The New Hospital-at-Home Movement: Opportunity or Threat for Patient Care?

For Immediate Release
May 12, 2023

Contact: Todd Kluss
This email address is being protected from spambots. You need JavaScript enabled to view it.
(202) 587-2839

A new article titled “The New Hospital-at-Home Movement: Opportunity or Threat for Patient Care?” by Center for Economic and Policy Research’s Eileen Appelbaum, PhD, and Cornell University’s Rosemary Batt, PhD, has been published in The Gerontological Society of America’s Public Policy & Aging Report. The article is based on a larger report on the topic released by the authors earlier this year. 

In January, Congress extended the hospital-at-home program through 2024. Certified by the Centers for Medicare and Medicaid Services (CMS) in 2020, the program allowed hospitals to treat acutely ill patients in their homes during the COVID-19 pandemic. They received the same reimbursement rates hospitals get for in-patient care, including a “facilities fee” meant to cover the costs of maintaining the hospital. This occurs despite much lower overhead and infrastructure costs of caring for the patient at home. The program required that certain safeguards be met, but relaxed others such as 24/7 RN coverage, while also allowing in-home care to be provided by an RN, a paraprofessional, or an EMT. 
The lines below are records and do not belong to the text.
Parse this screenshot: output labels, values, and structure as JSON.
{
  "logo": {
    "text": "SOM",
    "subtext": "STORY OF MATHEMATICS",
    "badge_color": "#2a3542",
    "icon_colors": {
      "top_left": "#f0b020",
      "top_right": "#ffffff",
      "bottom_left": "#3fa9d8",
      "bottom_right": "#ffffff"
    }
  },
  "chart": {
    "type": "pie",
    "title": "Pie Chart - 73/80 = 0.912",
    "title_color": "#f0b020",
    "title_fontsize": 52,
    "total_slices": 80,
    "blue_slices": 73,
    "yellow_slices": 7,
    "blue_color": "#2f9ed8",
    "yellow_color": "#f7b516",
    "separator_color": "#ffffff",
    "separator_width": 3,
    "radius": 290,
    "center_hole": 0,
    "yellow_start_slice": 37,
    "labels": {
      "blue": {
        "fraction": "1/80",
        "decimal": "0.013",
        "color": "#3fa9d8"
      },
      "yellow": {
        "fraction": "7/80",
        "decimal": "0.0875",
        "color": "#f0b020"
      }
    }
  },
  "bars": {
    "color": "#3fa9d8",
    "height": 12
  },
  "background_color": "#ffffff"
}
Now healthcare providers and private equity firms that stand to benefit financially from hospital-at-home have organized lobbying groups to make the program permanent for non-crisis conditions. They frame the program as saving costs while increasing patient satisfaction. But Appelbaum and Batt’s research finds that the program allows providers to reduce skilled nursing standards, while also shifting risks and added labor costs to families. 

“Beyond a handful of pre-pandemic small studies, no systematic evidence exists that the current CMS at-home programs provide the same level of care that hospitals provide for the acutely-ill. Too many questions remain unanswered, and CMS lacks the necessary reporting and data systems to ensure provider accountability,” said Batt, the Alice Hanson Cook Professor of Women and Work in the ILR School at Cornell University.
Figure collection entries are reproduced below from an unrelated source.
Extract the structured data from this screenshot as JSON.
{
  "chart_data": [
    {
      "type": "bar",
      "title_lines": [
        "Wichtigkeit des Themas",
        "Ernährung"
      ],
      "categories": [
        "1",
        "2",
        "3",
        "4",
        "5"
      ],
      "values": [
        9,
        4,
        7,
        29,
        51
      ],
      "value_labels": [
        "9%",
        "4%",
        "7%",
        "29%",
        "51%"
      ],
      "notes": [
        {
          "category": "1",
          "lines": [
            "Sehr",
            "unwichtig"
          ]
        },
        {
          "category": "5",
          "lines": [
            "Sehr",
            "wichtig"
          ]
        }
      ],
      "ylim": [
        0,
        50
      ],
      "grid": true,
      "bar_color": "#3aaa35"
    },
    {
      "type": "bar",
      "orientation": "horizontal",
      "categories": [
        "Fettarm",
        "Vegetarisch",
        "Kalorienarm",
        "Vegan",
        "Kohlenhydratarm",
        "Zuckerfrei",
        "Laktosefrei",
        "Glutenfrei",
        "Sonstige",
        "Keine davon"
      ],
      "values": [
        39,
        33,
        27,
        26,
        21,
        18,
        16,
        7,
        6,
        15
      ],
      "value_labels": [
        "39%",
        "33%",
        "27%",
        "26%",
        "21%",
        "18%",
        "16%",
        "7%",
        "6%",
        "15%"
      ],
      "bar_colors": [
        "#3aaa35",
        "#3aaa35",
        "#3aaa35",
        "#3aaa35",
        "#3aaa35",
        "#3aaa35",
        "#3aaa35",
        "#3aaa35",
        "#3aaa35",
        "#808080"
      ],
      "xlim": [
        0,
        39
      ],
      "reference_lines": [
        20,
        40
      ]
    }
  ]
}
“Who benefits from the cost savings? In the current system, there are too many incentives for hospitals and healthcare companies, as well as opportunistic financial actors such as private equity and venture capital firms, to make money while leaving patients, families, and taxpayers to bear the costs,” said Appelbaum, co-director of the Center for Economic and Policy Research. 
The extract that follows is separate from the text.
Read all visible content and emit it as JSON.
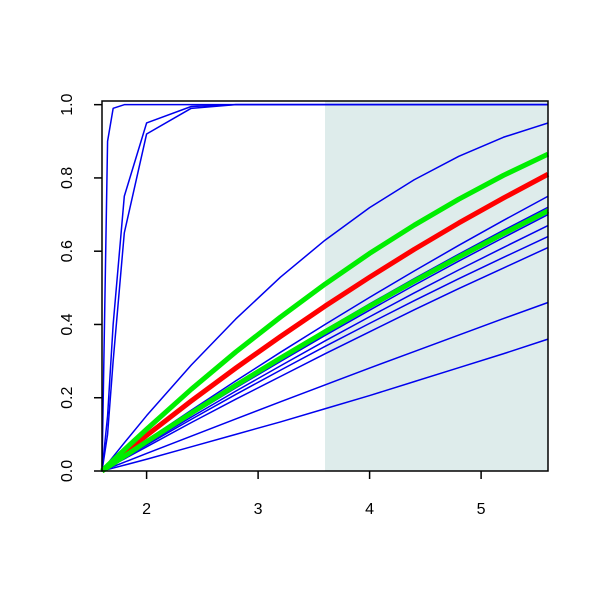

The authors recommend that Congress and the CMS establish a research program to identify best practices and measure their outcomes. Based on this research, appropriate skills and training standards, patient care metrics, and reporting and monitoring systems must be put in place; and cost-sharing standards must be developed so that hospital-at-home programs actually save money while delivering high quality care.

 ###

Public Policy & Aging Report is a publication of The Gerontological Society of America (GSA), the nation's oldest and largest interdisciplinary organization devoted to research, education, and practice in the field of aging. The principal mission of the Society — and its 5,500+ members — is to advance the study of aging and disseminate information among scientists, decision makers, and the general public. GSA’s structure also includes a policy institute, the National Academy on an Aging Society.